Ford lighting tech spotlights pedestrians, animals, turns

The advanced lighting system uses cameras to read traffic signs, infrared sensors to identify living obstacles, and GPS to keep the navigation route illuminated.

Ford has previewed several lighting innovations that could eventually be used for production vehicles.

Referred to as camera-based front lighting, the technology builds upon Ford's adaptive front lighting system and traffic sign recognition technology. The latest system takes advantage of infrared cameras and GPS integration to further improve safety while driving at night.

Infrared cameras in the front grille are capable of simultaneously identifying and tracking up to eight pedestrians, cyclists or large animals. The system engages two 'spotlights' on the highest-priority targets, illuminating the hazard and placing a directional stripe on the road surface. The targets are also presented on the infotainment display, marked in a red or yellow frame.

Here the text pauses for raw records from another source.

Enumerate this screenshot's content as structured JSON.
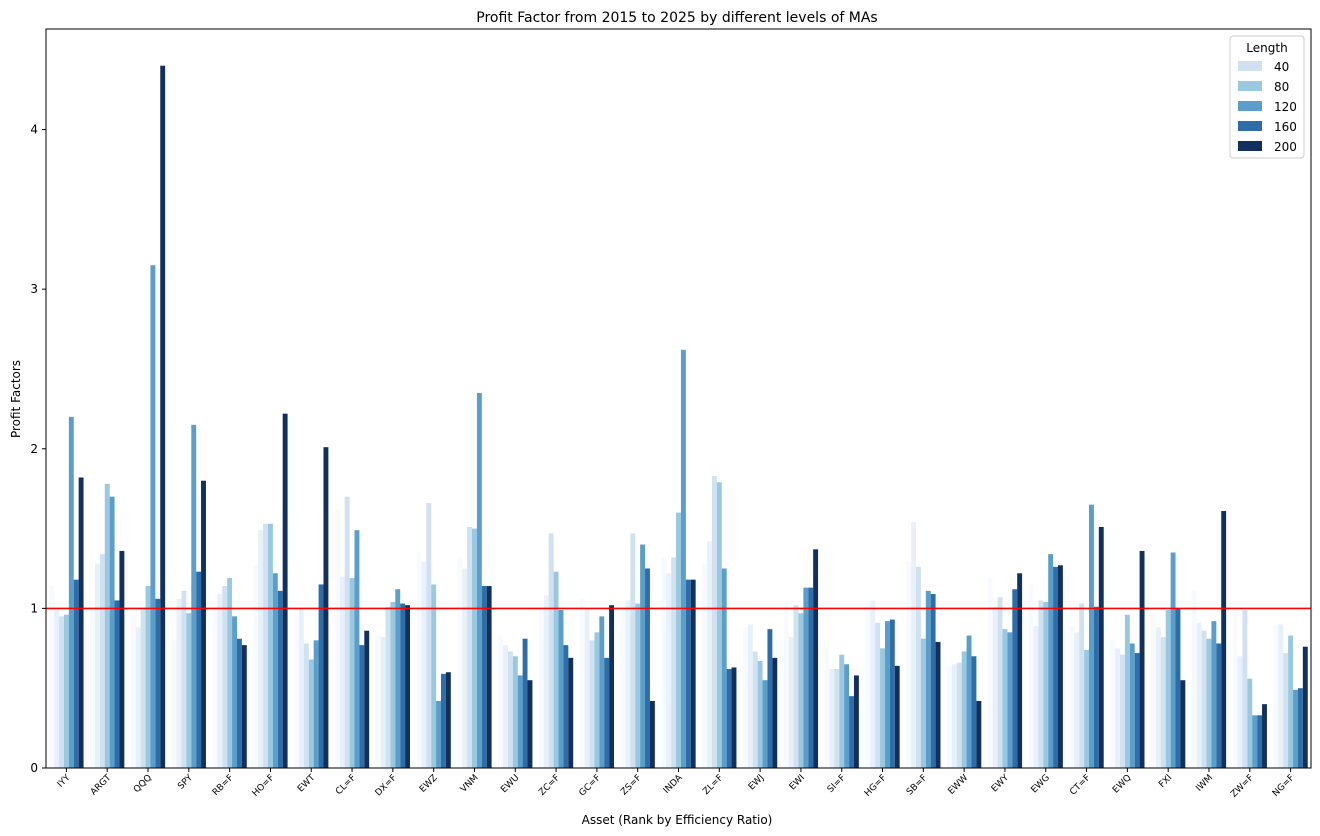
{
  "chart_data": {
    "type": "bar",
    "title": "Profit Factor from 2015 to 2025 by different levels of MAs",
    "xlabel": "Asset (Rank by Efficiency Ratio)",
    "ylabel": "Profit Factors",
    "ylim": [
      0,
      4.63
    ],
    "yticks": [
      0,
      1,
      2,
      3,
      4
    ],
    "reference_line": {
      "y": 1.0,
      "color": "#ff0000"
    },
    "legend": {
      "title": "Length",
      "placement": "top-right"
    },
    "categories": [
      "IYY",
      "ARGT",
      "QQQ",
      "SPY",
      "RB=F",
      "HO=F",
      "EWT",
      "CL=F",
      "DX=F",
      "EWZ",
      "VNM",
      "EWU",
      "ZC=F",
      "GC=F",
      "ZS=F",
      "INDA",
      "ZL=F",
      "EWJ",
      "EWI",
      "SI=F",
      "HG=F",
      "SB=F",
      "EWW",
      "EWY",
      "EWG",
      "CT=F",
      "EWQ",
      "FXI",
      "IWM",
      "ZW=F",
      "NG=F"
    ],
    "series": [
      {
        "name": "40",
        "color": "#d0e1f2",
        "values": [
          0.95,
          1.34,
          1.0,
          1.11,
          1.14,
          1.53,
          0.78,
          1.7,
          1.01,
          1.66,
          1.51,
          0.73,
          1.47,
          0.8,
          1.47,
          1.32,
          1.83,
          0.73,
          1.02,
          0.62,
          0.91,
          1.26,
          0.66,
          1.07,
          1.05,
          1.03,
          0.71,
          0.82,
          0.86,
          0.99,
          0.72
        ]
      },
      {
        "name": "80",
        "color": "#9ac8e0",
        "values": [
          0.96,
          1.78,
          1.14,
          0.97,
          1.19,
          1.53,
          0.68,
          1.19,
          1.04,
          1.15,
          1.5,
          0.7,
          1.23,
          0.85,
          1.03,
          1.6,
          1.79,
          0.67,
          0.97,
          0.71,
          0.75,
          0.81,
          0.73,
          0.87,
          1.04,
          0.74,
          0.96,
          0.99,
          0.81,
          0.56,
          0.83
        ]
      },
      {
        "name": "120",
        "color": "#5a9ec9",
        "values": [
          2.2,
          1.7,
          3.15,
          2.15,
          0.95,
          1.22,
          0.8,
          1.49,
          1.12,
          0.42,
          2.35,
          0.58,
          0.99,
          0.95,
          1.4,
          2.62,
          1.25,
          0.55,
          1.13,
          0.65,
          0.92,
          1.11,
          0.83,
          0.85,
          1.34,
          1.65,
          0.78,
          1.35,
          0.92,
          0.33,
          0.49
        ]
      },
      {
        "name": "160",
        "color": "#2d6ea8",
        "values": [
          1.18,
          1.05,
          1.06,
          1.23,
          0.81,
          1.11,
          1.15,
          0.77,
          1.03,
          0.59,
          1.14,
          0.81,
          0.77,
          0.69,
          1.25,
          1.18,
          0.62,
          0.87,
          1.13,
          0.45,
          0.93,
          1.09,
          0.7,
          1.12,
          1.26,
          1.01,
          0.72,
          1.0,
          0.78,
          0.33,
          0.5
        ]
      },
      {
        "name": "200",
        "color": "#12305e",
        "values": [
          1.82,
          1.36,
          4.4,
          1.8,
          0.77,
          2.22,
          2.01,
          0.86,
          1.02,
          0.6,
          1.14,
          0.55,
          0.69,
          1.02,
          0.42,
          1.18,
          0.63,
          0.69,
          1.37,
          0.58,
          0.64,
          0.79,
          0.42,
          1.22,
          1.27,
          1.51,
          1.36,
          0.55,
          1.61,
          0.4,
          0.76
        ]
      }
    ],
    "faint_series_colors": [
      "#f7fbff",
      "#e8f1fa"
    ],
    "faint_series": [
      [
        1.14,
        0.99,
        0.95,
        0.8,
        1.0,
        1.27,
        0.95,
        1.62,
        0.83,
        1.35,
        1.32,
        0.83,
        0.99,
        1.06,
        0.97,
        1.32,
        1.28,
        0.88,
        1.04,
        0.76,
        1.04,
        1.3,
        0.63,
        1.19,
        1.15,
        0.89,
        0.8,
        0.97,
        1.11,
        0.98,
        0.9
      ],
      [
        1.0,
        1.28,
        0.88,
        1.06,
        1.09,
        1.49,
        1.0,
        1.2,
        0.82,
        1.29,
        1.25,
        0.77,
        1.08,
        1.0,
        1.05,
        1.22,
        1.42,
        0.9,
        0.82,
        0.62,
        1.05,
        1.54,
        0.65,
        1.01,
        0.89,
        0.85,
        0.75,
        0.88,
        0.91,
        0.7,
        0.9
      ]
    ]
  }
}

Aside from surprise obstacles in the road, the system also attempts to better illuminate the road ahead. GPS provides a way to predict topography, enabling the lighting to move with bends and dips. Cameras track traffic signs or serve as an alternative to GPS-based monitoring of road features.

"Camera-Based Advanced Front Lighting can help make it easier for the driver to travel at night in unfamiliar surroundings, and to more easily see unexpected hazards," said Ford Europe lighting research engineer Michael Koherr. "At roundabouts, for example, our system helps the driver to clearly see the exits - and check if cyclists and pedestrians are crossing the road."

Several automakers are currently working on similar technology, including BMW's Iconic Lights concept. Ford suggests the camera-based features will be available for customers "in the near term," though no specific launch details have been announced.